Two years later, when he was 18, Mr Power went to a church service at Mountain Movers Chapel International in Paulet Road, Camberwell.

He said: “From that day everything changed. I found God and gave my life to Jesus. I started praying and trying to live right.
“I realised there’s no point fighting for a postcode because the people you’re fighting for don’t actually care about you like that.”
Soon he was preaching to congregations and by 2020 he was named as the senior pastor at the UK branch of Eternal Life Ministries UK.
Now he preaches to congregations of 150 to 200 young people every Tuesday, Friday and Sunday, alongside his wife, Pastor CyyCyy O Power, in their church in Sutherland House, Sutherland Road, Walthamstow.

He said: “A lot of the people I work with feel like they have no purpose, they come from broken homes.
“When they come to the church, I mentor them.
“It’s not about condemnation.
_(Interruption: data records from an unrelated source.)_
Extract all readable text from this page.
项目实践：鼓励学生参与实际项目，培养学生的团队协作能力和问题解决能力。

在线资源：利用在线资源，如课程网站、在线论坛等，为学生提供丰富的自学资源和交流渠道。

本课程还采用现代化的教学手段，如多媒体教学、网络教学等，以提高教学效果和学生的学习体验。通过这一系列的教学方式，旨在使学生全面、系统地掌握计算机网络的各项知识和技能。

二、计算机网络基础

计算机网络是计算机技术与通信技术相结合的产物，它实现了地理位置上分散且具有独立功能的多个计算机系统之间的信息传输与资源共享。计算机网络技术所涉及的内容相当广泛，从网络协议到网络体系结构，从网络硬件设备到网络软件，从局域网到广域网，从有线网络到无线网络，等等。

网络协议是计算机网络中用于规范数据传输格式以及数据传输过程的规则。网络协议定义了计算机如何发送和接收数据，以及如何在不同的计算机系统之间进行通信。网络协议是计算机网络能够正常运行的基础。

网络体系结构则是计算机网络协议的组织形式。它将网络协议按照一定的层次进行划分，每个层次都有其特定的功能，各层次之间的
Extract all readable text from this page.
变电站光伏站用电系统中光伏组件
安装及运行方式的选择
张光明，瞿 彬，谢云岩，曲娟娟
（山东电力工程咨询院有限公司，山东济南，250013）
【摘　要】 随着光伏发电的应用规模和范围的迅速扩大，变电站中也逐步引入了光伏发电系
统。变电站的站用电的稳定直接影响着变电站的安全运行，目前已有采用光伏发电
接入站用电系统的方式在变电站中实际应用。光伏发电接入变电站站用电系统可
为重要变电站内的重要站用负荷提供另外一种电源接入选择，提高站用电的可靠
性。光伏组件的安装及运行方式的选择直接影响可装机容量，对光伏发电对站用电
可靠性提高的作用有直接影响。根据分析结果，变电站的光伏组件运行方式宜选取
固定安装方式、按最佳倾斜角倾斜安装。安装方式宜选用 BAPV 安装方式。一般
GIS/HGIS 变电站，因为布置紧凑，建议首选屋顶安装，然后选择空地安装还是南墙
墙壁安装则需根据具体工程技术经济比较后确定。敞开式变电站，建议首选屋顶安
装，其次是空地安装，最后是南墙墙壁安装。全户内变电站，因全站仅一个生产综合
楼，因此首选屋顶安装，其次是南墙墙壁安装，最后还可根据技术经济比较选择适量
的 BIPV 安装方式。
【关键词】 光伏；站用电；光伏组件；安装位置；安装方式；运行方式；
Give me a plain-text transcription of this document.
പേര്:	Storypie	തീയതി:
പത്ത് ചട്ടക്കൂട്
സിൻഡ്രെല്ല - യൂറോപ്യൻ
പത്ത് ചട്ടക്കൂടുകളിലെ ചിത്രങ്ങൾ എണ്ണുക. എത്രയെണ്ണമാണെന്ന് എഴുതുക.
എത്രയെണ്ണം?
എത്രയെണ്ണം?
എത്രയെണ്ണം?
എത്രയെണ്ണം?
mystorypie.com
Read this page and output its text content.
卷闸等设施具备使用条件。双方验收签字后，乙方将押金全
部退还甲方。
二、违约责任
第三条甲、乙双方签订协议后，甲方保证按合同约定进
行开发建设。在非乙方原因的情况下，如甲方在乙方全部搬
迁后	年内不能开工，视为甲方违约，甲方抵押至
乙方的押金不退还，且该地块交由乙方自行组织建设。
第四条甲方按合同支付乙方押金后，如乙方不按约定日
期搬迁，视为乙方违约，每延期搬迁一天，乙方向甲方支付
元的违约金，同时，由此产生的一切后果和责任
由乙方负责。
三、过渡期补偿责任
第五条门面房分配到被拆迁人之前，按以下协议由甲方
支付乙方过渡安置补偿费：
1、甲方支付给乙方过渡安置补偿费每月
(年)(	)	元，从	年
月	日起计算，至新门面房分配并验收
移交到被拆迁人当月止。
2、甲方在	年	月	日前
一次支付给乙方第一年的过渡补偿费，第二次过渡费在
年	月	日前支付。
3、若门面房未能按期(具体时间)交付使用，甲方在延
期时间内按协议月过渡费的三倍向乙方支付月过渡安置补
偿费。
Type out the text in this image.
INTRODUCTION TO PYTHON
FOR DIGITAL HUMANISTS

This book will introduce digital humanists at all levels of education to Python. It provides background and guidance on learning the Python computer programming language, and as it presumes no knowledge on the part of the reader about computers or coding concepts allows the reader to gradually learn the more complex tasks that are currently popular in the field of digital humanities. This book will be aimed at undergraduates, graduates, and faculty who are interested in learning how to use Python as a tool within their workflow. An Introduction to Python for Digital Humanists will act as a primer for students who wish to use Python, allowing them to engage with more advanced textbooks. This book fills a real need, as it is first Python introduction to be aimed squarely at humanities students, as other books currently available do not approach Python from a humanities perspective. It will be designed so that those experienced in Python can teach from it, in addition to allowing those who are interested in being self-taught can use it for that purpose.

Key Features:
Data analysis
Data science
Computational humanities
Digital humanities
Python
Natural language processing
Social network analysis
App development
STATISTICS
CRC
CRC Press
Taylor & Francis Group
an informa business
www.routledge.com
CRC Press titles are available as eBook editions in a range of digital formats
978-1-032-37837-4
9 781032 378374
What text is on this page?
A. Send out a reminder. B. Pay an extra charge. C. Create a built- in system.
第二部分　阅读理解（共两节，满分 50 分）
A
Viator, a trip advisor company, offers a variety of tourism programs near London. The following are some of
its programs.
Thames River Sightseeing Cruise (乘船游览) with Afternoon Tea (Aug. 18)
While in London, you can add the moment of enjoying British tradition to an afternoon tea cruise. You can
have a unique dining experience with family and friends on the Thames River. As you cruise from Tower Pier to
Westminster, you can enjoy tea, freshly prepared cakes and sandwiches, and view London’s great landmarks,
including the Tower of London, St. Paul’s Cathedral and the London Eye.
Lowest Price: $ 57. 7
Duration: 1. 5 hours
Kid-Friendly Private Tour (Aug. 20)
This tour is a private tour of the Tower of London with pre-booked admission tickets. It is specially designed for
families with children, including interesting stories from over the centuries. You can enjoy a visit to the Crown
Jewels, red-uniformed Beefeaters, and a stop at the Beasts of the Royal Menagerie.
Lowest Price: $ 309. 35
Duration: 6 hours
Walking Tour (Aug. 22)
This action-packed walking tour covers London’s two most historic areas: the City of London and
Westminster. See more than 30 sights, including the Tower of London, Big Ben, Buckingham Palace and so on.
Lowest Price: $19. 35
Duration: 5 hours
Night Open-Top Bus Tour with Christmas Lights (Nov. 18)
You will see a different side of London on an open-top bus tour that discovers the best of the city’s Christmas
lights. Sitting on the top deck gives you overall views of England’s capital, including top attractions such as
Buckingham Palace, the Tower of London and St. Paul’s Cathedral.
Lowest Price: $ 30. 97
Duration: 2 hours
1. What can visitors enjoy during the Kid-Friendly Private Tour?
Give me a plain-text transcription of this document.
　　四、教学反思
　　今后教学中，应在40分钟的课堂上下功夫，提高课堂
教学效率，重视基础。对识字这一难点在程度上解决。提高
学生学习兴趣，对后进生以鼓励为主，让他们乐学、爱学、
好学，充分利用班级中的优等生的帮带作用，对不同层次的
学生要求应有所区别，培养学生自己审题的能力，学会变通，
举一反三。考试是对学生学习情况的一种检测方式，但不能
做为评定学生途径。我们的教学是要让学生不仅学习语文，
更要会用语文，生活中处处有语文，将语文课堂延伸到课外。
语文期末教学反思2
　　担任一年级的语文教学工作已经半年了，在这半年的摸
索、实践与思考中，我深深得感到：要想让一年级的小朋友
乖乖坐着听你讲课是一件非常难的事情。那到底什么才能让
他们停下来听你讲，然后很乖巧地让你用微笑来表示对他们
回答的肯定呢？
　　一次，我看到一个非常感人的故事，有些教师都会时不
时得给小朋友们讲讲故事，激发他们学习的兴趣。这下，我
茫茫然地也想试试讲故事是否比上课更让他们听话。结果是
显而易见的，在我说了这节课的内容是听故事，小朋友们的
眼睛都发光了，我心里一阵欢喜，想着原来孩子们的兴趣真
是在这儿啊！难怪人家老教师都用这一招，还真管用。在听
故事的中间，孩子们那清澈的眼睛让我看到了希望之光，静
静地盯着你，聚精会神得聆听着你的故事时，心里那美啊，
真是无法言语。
I am there to listen to their struggles and their suffering.
“It’s a type of spiritual counseling that you can’t get from a GP or other services.
“Now, some of these young people have said to me they have found hope and are uplifted.”
Mr Power uses his own experience to inform how he teaches others.
He said: “I know people know that I have made mistakes.
“At the church we are encouraging people to set a lifestyle.
“We don’t judge and we forgive and God will forgive but we also teach that actions have consequences in real life and that is how people pay.
“It’s the words that are delivered, I really believe following God can stop knife crime.”
Mr Power has been phoning football clubs to get trials for aspiring players, started a monthly food bank, is working with the Met against knife crime in his borough and is planning on going into schools to teach kids about his experience.
Pictured top: Pastor Onyeka Power (Picture: Pastor Onyeka Power)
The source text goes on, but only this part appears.